“Go ahead, ask away”

By The Columbia Chronicle

by Riley Hughes

Growing up, I most certainly was one of those “what if …” kids. I would tirelessly conjure up elaborate scenarios and questions from the extreme depths of my imagination, all of which I would direct towards my father. Of course, more often than not, he wasn’t quite sure about what would happen if you fell in a hole that went from one side of the earth to the other, nor did he know the exact and current location of Bigfoot, but he always answered my questions and scenarios to the best of his ability.

What I loved so much about interrogating him was not so much the answers he gave but how he gave them. Somehow he always managed to make each experience incredibly comical for me, which really encouraged me to develop an inquisitive approach to things from an early age.  Every family car ride became a new opportunity to pry into the thoughts of one whom I’ve always found to have an abundant source of common sense and humor.  I’m  sure that sometimes the questions I asked became quite annoying, but he always listened and never discouraged me from asking,  so I often look back and thank him for taking the time to think of a placeholder beyond a zillion ba- gillion to describe how many grains of sand were on the beach.
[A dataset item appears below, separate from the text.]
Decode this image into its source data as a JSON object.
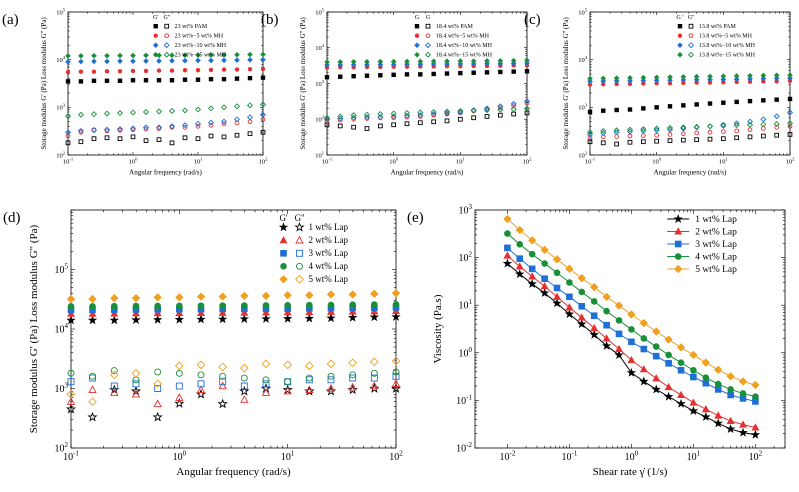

As I got older, I began asking my dad more serious questions about things like faith, for example. I used to hate going to church. It always meant waking up early, wearing uncomfortable clothes and counting my  yawns as I tried to focus on someone talking about things I didn’t understand. The pastor would read specific passages from the Bible and there would always be some word or phrase I couldn’t understand. When I started going to church, I was at an age that was a little too old for Sunday school, so most of the “oh everyone knows that” kind of material was foreign to me. So not only was I usually tired and uncomfortable, but most often this experience made me frustrated. Countless times I thought to myself, “Eh, I’ll just ask Dad on the way home.”

Therefore, the car ride home from church gradually turned into a more religious experience for me than actually going to church. I could ask my dad about anyone in the Bible and he always knew their role or influence in the passage. In most cases, I wasn’t even sure how to say their names correctly, and he could correct me midsentence, knowing who I was referring to.  At one point, I asked my dad how he knew so much about the Bible and his response was, “Well, son because I read the whole thing.” That seemed like such an impossible feat to me at the time, but I most certainly believed him.

As I became more exposed to the world of science within my classes at school, I had more and more trouble believing word for word what was said in the Bible. I had always had a great interest in fantasies and role-playing games, but as entertaining as they were, I thought of those scenarios in a fictional context. When I learned that Jesus turned water into wine, gave sight to the blind and walked on water, it felt as real to me as Santa Claus traveling to everyone’s house in a single night. So one day I turned to my dad, who to me was an infinite source of knowledge and I asked him about Jesus.

It was then that he gave me his most concrete answer. In a very skeptical tone, I said, “Dad, how did Jesus do these magical things everyone is saying he did, when nobody today can do those things?” And he said, “I don’t know son, there’s a lot of things I won’t come to understand, but I certainly believe it happened.” I trusted  my dad  with answers for all sorts of questions for years and the certainty in his voice gave me no reason to do otherwise.